Rewriting Higher-order Stack Trees

Vincent Penelle

Higher-order pushdown systems and ground tree rewriting systems can be seen as extensions of suffix word rewriting systems. Both classes generate infinite graphs with interesting logical properties. Indeed, the satisfaction of any formula written in monadic second order logic (respectively first order logic with reachability predicates) can be decided on such a graph.

The purpose of this talk is to propose a common extension to both higher-order stack operations and ground tree rewriting. We introduce a model of higher-order ground tree rewriting over trees labelled by higher-order stacks (henceforth called stack trees), which syntactically coincides with ordinary ground tree rewriting at order 1 and with the dynamics of higher-order pushdown automata over unary trees. The infinite graphs generated by this class have a decidable first order logic with reachability.

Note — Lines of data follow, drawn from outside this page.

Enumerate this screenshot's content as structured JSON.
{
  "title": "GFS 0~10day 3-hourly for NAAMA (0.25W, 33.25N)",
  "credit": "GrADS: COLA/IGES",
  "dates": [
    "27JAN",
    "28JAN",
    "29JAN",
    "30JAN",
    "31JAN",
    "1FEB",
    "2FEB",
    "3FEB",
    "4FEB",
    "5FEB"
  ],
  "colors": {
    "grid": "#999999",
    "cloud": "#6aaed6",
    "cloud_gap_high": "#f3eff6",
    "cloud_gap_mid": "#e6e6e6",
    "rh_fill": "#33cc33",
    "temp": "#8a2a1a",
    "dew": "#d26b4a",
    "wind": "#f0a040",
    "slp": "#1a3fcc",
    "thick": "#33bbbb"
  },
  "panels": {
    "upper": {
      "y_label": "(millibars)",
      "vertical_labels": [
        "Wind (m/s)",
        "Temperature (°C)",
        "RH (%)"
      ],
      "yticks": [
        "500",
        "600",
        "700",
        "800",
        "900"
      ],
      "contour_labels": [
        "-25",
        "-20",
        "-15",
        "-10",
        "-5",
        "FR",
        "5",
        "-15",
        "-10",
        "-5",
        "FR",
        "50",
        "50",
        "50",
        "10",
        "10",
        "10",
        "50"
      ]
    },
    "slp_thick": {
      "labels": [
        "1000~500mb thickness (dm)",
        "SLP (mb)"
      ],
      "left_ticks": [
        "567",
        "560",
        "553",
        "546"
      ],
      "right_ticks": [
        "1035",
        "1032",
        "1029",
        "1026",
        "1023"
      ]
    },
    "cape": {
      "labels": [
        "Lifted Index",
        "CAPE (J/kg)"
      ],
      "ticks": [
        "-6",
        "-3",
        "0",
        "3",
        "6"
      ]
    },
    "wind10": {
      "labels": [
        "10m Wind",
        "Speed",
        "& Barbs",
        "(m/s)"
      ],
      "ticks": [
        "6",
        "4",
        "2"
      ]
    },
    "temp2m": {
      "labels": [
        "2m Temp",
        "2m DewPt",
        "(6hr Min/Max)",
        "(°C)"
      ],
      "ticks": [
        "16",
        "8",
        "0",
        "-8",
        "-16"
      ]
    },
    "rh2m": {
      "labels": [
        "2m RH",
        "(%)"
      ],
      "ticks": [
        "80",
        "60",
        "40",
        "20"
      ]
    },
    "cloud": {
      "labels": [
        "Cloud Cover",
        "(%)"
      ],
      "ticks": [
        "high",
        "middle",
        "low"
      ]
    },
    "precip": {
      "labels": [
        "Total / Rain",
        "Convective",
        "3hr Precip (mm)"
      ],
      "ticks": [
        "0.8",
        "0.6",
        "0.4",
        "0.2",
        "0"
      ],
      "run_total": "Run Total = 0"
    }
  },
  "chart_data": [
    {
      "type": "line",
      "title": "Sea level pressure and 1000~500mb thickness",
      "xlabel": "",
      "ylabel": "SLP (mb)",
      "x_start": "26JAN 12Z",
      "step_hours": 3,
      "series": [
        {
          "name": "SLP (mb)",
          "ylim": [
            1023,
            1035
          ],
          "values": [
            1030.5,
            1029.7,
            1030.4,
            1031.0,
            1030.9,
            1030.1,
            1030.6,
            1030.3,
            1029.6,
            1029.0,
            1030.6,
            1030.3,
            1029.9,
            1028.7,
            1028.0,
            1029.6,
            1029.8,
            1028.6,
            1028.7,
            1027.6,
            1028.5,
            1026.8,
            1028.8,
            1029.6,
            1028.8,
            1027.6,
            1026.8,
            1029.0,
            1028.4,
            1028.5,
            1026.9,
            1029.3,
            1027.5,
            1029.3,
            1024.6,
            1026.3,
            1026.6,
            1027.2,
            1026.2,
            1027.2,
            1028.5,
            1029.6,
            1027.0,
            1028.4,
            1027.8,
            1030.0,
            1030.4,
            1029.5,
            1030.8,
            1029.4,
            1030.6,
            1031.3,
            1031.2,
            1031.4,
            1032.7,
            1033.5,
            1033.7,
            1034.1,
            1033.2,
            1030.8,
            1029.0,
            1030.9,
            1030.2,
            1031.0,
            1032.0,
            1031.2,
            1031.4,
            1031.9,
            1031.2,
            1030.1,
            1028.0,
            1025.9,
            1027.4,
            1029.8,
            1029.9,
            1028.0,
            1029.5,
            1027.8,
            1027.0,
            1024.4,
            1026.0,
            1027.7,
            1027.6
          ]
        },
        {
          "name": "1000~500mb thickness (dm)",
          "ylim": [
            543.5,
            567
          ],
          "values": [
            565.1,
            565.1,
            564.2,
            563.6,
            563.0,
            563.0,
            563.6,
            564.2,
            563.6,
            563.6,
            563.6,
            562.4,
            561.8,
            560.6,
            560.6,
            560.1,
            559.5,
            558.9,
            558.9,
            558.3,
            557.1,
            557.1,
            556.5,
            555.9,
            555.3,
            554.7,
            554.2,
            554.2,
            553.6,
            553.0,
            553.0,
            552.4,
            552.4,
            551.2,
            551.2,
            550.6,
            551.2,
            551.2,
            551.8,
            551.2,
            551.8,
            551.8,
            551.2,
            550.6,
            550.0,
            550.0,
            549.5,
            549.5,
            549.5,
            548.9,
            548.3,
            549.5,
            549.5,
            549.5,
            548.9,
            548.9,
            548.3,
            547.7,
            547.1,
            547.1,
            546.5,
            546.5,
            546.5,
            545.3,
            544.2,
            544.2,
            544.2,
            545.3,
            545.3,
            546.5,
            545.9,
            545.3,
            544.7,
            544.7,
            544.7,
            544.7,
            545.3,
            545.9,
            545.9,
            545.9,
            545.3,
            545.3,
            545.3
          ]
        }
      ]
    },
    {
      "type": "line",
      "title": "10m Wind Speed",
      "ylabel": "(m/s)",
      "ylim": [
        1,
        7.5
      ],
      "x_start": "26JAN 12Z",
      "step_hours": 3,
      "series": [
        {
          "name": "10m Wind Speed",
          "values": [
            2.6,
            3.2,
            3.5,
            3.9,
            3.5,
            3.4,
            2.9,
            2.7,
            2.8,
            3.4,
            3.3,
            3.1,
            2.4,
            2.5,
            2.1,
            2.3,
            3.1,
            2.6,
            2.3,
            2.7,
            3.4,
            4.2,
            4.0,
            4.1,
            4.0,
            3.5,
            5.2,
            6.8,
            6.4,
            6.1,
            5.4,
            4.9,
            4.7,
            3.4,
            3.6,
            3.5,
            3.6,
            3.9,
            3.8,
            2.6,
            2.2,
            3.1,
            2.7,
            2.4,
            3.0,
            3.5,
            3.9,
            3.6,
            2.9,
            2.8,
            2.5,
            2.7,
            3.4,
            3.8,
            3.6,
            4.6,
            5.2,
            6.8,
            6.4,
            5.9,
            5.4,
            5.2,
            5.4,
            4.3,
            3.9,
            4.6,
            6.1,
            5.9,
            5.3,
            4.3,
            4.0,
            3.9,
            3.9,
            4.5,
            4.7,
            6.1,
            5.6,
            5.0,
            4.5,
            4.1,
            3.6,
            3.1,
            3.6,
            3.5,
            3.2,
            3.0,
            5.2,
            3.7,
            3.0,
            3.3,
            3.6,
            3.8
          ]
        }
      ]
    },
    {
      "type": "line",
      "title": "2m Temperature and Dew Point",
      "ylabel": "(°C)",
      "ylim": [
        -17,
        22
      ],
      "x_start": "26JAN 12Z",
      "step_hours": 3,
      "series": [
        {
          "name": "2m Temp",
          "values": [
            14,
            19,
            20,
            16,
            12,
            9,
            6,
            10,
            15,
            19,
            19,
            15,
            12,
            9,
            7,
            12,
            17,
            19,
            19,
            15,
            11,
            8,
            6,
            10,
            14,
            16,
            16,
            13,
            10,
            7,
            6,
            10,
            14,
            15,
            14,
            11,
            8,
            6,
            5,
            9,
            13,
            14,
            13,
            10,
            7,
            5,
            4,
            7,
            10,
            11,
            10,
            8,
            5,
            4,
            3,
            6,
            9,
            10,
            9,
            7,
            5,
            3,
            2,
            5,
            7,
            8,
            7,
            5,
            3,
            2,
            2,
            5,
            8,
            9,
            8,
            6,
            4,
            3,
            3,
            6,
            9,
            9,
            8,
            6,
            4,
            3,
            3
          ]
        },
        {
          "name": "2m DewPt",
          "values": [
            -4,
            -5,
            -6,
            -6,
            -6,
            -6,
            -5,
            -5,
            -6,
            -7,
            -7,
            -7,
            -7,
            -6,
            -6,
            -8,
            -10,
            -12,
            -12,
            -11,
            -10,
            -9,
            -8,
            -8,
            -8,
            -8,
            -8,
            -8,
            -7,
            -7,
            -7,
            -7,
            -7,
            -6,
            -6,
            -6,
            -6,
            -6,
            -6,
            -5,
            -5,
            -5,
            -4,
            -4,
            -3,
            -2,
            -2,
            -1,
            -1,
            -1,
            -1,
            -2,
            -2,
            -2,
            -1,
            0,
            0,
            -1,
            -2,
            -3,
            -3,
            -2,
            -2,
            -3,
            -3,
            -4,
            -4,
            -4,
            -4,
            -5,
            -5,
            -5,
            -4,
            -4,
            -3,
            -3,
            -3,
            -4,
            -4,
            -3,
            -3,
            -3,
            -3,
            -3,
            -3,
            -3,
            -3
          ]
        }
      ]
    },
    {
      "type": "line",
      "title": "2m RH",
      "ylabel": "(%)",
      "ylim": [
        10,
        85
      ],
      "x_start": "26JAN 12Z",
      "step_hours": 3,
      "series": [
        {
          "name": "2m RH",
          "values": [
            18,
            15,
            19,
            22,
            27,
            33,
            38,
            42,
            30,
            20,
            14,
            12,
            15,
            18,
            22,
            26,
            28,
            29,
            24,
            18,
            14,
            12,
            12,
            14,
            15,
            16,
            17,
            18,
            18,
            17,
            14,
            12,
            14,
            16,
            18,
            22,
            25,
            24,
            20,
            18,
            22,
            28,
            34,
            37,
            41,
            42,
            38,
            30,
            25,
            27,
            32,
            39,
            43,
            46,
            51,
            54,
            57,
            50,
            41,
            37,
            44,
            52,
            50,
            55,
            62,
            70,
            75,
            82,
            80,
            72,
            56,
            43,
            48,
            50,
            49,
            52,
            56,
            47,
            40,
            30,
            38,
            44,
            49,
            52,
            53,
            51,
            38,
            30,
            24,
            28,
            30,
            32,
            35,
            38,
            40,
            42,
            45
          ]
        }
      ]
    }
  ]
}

Formally, an order n stack tree is a tree labelled by order n-1 stacks. Operations of ground stack tree rewriting are represented by a certain class of connected DAGs labelled by a set of basic operations over stack trees describing of the relative application positions of the basic operations appearing on it. Applying a DAG to a stack tree t intuitively amounts to paste its input vertices to some leaves of t and to simplify the obtained structure, applying the basic operations labelling the edges of the DAG to the leaves they are appended to, until either a new stack tree is obtained or the process fails, in which case the application of the DAG to t at the chosen position is deemed impossible. This model is a common extension to those of higher-order stack operations presented by Carayol and of ground tree transducers presented by Dauchet and Tison.

As further results we can define a notion of recognisable sets of operations through a generalisation. The proof that the graphs generated by a ground stack tree rewriting system have a decidable first order theory with reachability is inspired by the technique of finite set interpretations presented by Colcombet and Loding.